Rosy Starlings in their rose-coloured plumage. (Copyright: Ron Knight, republished under Creative Commons)

 

Method to their madness

Rosy Starlings migrate, feed and rest in groups, but they are most conspicuous when performing their aerial display at dusk. Several ideas have been floated to explain this pre-roosting behaviour of starlings. Attracting more individuals to increase the warmth of the roost on cold nights is one. But the widely accepted idea is that starling murmurations are anti-predatory behaviours: it is thought that as more birds join the flock, the odds of each getting attacked by a predator go down. There are also more eyes keeping watch in a large flock. The huge undulating mass of birds can even confuse a predator as to which bird to focus on and attack without colliding with it and injuring itself.

These anti-predatory functions of starling murmurations have been explored in a species related to the Rosy Starling: the European Starling or Common Starling (which too overwinters in India, mostly in the north of the country).

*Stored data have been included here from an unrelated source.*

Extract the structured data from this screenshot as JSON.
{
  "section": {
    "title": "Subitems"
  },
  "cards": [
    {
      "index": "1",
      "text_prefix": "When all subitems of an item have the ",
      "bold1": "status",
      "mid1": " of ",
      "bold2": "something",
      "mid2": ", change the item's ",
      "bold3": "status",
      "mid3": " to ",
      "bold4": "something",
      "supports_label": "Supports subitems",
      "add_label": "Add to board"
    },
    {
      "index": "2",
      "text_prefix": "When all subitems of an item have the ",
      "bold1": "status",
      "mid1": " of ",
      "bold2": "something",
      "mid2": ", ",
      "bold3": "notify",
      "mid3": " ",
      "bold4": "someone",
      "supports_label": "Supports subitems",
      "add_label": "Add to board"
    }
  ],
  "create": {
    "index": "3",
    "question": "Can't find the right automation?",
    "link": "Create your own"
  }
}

A European or Common Starling

A study of European Starling murmurations based on citizen science data revealed that murmurations were larger and went on for longer in the presence of birds of prey. This was especially true of murmurations with birds of prey flying too close or trying to attack. At the end of a murmuration, the birds were also more likely to nosedive into trees all at the same time, when a predator was around; in its absence, the flock would disperse.

Either way, the flock doesn’t have a leader guiding it – each bird plays a role. Given its size and the noise it creates, it wouldn’t make sense for the birds to await directions from one individual when a predator attacks. Research also shows that each bird in a flock interacts with its six or seven neighbours – this may be how starlings maintain order and not end up crashing into each other.  

These aspects are known from studies in European Starlings or computer simulations of their flocks. Rosy Starlings, however, have been largely understudied. Perhaps, moving in a flock helps rosys too dodge predators that could make an easy meal of them. Maybe they too find safety in numbers like their cousins. Birds of prey such as Black Kites and Brahminy Kites did circle overhead when Rosy Starlings performed the ballet I was watching. At the end of it, the rosys settled on the branches, in thousands.

Rosy Starlings murmurating across the sky, in an urban area in Bangalore.

As I left behind the starlings still chirping away in the trees, I couldn’t help thinking about the background. They had staged their dizzying manoeuvres over a lake bordered by high-rise apartments and a busy road in urban Bangalore. Out on the road, a different kind of din was rising: made by members of my species heading to their own roosts.